Also, things like CPAN::Reporter may need patching to keep track of
which perl config options were used for each distribution, so that it
DTRT with regard to duplicate reports.

--
David Cantrell | Official London Perl Mongers Bad Influence

Human Rights left unattended may be removed,
destroyed, or damaged by the security services.

Tim Bunce

unread,

Nov 27, 2009, 4:43:13 AM11/27/09

to David Cantrell, cpan-teste...@perl.org

On Thu, Nov 26, 2009 at 04:55:09PM +0000, David Cantrell wrote:
> On Mon, Nov 23, 2009 at 05:51:15PM +0000, Barbie wrote:
> > Hi Tim,
> > > I wonder if more could be done to encourage testers, especially those
> > > running automated smoke testing, to test with a wider range of perl
> > > configurations. For example enable/disable: usethreads, usemultiplicity,
> > > use64bitint, use64bitall, uselongdouble, usemymalloc, etc.
>
> Unfortunately, many of the rarer machines are quite slow by modern
> standards, so to test even a few of those is difficult. eg, the
> NetBSD/Alpha machine I use wouldn't be able to do more than three
> different combinations - and even with just one, it occasionally gets
> backlogged.

As the volume of releases grows that issue is likely to affect more
testers. We don't want to loose testers because they can't devote enough
resources to keep up.

Perhaps some mechanism could be added to randomly skip 1-in-N releases
(except those in the Volatile 100 and Fail 100).

Tim.

Andreas J. Koenig

unread,

Nov 27, 2009, 4:02:15 PM11/27/09

to Tim Bunce, Barbie, cpan-teste...@perl.org

>>>>> On Mon, 23 Nov 2009 15:41:20 +0000, Tim Bunce <Tim....@pobox.com> said:

> So, for example, it's hard to answer the question "what proportion of
> x86_64-linux-thread-multi platforms have uselongdouble enabled?".

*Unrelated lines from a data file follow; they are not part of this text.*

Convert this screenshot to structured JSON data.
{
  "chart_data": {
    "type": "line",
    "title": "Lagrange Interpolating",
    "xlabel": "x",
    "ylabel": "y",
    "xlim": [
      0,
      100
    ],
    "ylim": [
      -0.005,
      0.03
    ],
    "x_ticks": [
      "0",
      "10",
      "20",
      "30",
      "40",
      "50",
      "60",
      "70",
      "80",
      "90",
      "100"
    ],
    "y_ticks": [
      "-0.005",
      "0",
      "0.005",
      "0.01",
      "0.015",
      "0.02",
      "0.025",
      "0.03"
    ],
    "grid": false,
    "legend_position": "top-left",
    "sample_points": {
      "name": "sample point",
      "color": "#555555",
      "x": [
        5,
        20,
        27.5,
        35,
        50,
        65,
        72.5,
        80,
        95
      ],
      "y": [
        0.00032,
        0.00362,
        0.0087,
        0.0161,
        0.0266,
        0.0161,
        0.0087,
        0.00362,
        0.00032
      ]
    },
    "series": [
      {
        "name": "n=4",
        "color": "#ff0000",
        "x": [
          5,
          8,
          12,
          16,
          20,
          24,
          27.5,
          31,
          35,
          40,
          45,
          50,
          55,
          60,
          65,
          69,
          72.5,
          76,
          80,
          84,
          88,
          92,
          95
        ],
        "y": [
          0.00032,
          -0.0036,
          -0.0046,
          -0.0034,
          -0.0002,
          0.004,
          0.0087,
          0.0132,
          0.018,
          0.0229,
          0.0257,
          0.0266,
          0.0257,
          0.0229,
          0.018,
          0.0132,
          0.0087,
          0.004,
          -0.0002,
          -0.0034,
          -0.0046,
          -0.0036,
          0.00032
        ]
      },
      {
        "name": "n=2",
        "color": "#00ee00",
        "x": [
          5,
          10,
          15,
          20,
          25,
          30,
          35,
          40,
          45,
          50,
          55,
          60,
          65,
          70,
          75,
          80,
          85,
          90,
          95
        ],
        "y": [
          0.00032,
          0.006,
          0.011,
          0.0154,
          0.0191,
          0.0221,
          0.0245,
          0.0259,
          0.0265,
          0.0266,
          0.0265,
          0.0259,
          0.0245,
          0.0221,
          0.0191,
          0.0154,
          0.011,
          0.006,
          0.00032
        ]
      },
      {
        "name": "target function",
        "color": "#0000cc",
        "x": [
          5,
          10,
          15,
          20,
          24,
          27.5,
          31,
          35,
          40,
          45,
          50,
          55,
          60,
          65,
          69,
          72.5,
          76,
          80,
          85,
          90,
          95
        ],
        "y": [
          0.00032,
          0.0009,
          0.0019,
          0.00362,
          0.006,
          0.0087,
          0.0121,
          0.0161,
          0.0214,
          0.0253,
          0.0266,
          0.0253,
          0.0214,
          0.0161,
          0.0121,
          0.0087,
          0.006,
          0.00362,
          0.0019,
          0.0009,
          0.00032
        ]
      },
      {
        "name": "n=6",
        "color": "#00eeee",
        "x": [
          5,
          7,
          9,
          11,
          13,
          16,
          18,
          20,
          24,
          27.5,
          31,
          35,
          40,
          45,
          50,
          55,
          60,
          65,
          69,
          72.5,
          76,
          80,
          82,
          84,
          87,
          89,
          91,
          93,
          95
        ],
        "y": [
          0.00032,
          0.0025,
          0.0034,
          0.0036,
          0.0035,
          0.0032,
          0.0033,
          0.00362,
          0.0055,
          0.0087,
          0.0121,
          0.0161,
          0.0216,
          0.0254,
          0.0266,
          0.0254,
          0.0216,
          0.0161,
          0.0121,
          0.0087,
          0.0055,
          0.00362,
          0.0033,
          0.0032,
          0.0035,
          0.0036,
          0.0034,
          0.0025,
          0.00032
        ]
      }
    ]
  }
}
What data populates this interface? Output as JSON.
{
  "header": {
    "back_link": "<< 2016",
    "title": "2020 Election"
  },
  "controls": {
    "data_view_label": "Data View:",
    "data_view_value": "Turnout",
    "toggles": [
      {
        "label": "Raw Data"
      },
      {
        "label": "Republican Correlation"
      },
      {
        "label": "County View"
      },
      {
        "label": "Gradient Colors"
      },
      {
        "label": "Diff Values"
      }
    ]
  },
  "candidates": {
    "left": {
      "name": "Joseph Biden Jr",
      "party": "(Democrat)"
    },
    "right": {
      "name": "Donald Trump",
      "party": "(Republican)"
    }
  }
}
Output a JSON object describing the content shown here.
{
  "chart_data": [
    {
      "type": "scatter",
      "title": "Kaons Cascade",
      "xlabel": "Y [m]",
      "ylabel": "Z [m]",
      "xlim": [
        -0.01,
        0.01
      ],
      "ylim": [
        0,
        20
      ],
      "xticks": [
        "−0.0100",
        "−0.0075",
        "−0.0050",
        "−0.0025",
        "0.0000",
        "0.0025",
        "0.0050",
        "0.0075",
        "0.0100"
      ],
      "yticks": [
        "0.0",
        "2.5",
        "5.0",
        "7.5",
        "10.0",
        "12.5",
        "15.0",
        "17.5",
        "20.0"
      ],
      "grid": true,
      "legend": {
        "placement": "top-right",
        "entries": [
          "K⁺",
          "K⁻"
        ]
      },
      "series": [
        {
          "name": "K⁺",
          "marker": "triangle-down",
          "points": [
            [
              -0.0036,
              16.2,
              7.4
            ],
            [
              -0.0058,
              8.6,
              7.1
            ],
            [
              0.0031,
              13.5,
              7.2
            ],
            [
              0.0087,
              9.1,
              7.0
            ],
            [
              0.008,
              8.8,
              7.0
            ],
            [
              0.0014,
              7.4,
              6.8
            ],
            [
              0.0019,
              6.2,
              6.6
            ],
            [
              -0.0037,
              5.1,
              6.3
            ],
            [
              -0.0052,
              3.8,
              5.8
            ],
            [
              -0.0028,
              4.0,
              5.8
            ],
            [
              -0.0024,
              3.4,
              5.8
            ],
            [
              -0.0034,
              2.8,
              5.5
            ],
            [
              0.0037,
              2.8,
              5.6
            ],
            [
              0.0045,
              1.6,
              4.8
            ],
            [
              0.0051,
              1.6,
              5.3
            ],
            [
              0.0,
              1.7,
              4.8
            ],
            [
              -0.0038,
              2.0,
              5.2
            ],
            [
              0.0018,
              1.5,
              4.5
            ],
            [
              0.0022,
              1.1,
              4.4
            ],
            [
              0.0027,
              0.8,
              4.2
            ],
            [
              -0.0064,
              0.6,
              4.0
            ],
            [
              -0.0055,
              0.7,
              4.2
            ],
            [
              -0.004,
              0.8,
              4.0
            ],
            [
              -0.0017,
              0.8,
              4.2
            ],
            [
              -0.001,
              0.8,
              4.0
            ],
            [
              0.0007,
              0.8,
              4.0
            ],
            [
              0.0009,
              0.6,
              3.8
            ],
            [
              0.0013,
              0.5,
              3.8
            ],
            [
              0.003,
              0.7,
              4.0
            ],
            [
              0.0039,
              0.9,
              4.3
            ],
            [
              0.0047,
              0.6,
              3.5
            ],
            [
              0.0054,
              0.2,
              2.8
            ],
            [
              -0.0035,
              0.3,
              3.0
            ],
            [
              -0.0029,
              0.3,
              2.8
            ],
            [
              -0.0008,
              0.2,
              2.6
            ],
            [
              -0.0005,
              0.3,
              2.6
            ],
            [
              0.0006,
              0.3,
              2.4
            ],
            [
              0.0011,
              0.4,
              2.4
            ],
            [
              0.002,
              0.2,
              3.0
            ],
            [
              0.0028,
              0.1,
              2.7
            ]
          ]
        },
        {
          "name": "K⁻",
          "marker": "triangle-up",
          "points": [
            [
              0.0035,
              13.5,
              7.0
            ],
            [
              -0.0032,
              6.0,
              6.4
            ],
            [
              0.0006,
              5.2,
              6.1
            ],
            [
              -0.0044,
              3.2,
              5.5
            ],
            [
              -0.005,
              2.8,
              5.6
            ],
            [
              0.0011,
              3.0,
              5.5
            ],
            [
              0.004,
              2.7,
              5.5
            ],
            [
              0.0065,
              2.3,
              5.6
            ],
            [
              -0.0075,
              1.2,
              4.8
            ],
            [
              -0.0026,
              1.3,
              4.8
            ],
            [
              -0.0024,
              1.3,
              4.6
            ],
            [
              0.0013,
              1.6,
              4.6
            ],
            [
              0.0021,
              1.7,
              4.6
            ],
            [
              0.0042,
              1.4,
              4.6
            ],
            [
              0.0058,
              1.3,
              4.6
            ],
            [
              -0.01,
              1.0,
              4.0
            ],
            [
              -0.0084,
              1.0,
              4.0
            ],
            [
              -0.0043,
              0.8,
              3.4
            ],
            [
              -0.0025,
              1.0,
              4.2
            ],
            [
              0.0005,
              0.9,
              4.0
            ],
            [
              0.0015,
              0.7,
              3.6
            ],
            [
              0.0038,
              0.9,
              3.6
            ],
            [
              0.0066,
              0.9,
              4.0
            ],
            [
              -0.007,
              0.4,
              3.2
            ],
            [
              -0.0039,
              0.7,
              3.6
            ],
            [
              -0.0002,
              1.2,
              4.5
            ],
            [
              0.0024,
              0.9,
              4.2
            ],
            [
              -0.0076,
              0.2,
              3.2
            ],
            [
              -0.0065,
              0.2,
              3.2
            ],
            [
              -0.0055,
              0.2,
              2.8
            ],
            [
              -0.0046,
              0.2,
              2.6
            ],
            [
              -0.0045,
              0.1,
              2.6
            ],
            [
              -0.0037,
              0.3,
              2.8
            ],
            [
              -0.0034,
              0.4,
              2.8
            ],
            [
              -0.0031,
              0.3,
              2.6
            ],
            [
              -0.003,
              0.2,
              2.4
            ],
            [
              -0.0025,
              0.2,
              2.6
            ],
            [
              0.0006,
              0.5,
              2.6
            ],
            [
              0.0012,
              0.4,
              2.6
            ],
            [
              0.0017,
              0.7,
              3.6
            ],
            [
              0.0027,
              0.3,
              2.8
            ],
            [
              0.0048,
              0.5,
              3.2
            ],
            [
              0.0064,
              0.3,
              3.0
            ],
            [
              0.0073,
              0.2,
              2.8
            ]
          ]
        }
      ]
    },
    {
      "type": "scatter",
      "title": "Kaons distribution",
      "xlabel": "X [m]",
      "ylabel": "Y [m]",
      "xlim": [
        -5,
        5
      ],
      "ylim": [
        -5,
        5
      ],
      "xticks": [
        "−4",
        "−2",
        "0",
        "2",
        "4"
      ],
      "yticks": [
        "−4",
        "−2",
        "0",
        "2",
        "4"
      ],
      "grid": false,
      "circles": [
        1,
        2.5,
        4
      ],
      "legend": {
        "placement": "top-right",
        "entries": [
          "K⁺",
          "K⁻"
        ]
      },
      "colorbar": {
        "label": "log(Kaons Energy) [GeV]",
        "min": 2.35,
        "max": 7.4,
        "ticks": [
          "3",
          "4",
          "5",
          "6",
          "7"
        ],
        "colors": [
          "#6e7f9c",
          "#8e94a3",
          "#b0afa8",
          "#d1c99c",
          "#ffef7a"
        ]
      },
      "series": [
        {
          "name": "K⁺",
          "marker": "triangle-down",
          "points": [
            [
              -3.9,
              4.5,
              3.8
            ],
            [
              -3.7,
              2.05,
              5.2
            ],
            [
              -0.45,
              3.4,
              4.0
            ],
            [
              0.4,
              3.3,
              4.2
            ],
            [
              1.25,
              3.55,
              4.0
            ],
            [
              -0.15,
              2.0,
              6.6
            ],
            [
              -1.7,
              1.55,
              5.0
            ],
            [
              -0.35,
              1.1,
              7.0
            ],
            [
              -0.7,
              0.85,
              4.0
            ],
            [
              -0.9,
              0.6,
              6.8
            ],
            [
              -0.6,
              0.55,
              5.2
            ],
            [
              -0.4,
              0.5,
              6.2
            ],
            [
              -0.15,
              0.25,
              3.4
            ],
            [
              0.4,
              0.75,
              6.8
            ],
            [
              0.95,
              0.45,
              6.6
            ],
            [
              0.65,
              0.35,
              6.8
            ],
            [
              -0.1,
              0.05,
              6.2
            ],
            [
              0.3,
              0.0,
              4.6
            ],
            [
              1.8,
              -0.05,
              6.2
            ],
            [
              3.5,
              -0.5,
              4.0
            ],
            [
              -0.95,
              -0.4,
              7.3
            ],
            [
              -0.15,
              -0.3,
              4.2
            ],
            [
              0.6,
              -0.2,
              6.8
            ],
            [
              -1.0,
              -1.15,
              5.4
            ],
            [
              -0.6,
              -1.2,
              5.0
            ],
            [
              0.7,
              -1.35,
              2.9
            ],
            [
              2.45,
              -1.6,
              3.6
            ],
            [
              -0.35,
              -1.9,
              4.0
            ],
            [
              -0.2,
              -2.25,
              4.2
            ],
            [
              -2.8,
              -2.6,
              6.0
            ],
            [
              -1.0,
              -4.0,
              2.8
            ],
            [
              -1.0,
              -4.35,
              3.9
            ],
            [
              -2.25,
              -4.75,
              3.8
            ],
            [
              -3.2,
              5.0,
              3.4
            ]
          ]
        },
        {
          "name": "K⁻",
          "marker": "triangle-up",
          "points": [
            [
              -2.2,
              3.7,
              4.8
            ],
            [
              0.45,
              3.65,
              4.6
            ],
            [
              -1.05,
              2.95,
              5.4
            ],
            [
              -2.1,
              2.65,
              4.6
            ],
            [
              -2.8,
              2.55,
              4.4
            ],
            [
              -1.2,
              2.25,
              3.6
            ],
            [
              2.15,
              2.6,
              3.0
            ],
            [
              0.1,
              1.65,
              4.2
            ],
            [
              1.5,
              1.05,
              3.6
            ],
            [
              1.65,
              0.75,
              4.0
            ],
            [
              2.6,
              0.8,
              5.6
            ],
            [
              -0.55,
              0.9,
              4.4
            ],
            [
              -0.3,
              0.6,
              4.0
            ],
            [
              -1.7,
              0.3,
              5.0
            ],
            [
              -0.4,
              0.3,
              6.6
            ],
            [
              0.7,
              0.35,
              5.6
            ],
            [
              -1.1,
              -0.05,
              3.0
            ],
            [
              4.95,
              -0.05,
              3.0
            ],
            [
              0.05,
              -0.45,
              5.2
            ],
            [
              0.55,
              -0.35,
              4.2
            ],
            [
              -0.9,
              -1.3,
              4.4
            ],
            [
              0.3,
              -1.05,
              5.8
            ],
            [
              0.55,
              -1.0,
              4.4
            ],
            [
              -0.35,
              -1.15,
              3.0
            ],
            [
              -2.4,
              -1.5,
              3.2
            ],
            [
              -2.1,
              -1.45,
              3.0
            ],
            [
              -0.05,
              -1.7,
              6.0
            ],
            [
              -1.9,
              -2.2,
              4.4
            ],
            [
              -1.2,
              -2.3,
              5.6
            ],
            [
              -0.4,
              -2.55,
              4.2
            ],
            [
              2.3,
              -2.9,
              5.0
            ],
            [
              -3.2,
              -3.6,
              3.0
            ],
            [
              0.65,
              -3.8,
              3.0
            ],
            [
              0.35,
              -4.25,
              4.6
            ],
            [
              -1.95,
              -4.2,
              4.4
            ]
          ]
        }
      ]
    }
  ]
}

Fortunately I have a fairly representative sample of reports on my disk,
collected over many months:

distros: 2517
reports: 528662
Of those:
archname=~/^x86_64-linux-thread-multi(-ld)?$/ : 40555
Of those:
uselongdouble=define : 9840

I can answer more such questions if you like:)

--
andreas

Tim Bunce

unread,

Nov 27, 2009, 7:51:06 PM11/27/09

to Andreas J. Koenig, Tim Bunce, Barbie, cpan-teste...@perl.org

On Fri, Nov 27, 2009 at 10:02:15PM +0100, Andreas J. Koenig wrote:
> >>>>> On Mon, 23 Nov 2009 15:41:20 +0000, Tim Bunce <Tim....@pobox.com> said:
>
> > So, for example, it's hard to answer the question "what proportion of
> > x86_64-linux-thread-multi platforms have uselongdouble enabled?".
>
> Fortunately I have a fairly representative sample of reports on my disk,
> collected over many months:
>
> distros: 2517
> reports: 528662
> Of those:
> archname=~/^x86_64-linux-thread-multi(-ld)?$/ : 40555
> Of those:
> uselongdouble=define : 9840

Bless you Andreas! :)

> I can answer more such questions if you like:)

Thanks. I'm not sure how well that service would scale though :)

Tim.

(Andreas J. Koenig)

unread,

Nov 28, 2009, 10:40:47 AM11/28/09

to Tim Bunce, Barbie, cpan-teste...@perl.org

>>>>> On Sat, 28 Nov 2009 00:51:06 +0000, Tim Bunce <Tim....@pobox.com> said:

>> I can answer more such questions if you like:)

> Thanks. I'm not sure how well that service would scale though :)

You can download my sample as a whole if you prefer.

ftp://pause.perl.org/scratch/cpantesters.sample.20091128.json.gz

This is not the same sample as I used yesterday, it is shifted by one
day and recalculated.

The file is 211904144 large. wc tells us

% zcat cpantesters.sample.20091128.json.gz|wc
532546 46914106 3071436559

Every line is one test as a hash in JSON format. The key-value pairs are
documented in CPAN::Testers::ParseReport but seem intuitive enough for
me that I think you get away without reading a manpage.

The sample contains only tests for distros that have been released
within the last three years and are still current releases and have at
least three PASSes and three FAILs.

No Archive-Tar-0.23 because it is not current.
No DBIx-Romani-0.0.16 because it has no PASS.
No Data-Compare-1.2101 because it has no FAIL.

HTH, let me know if I can help you with it,
--
andreas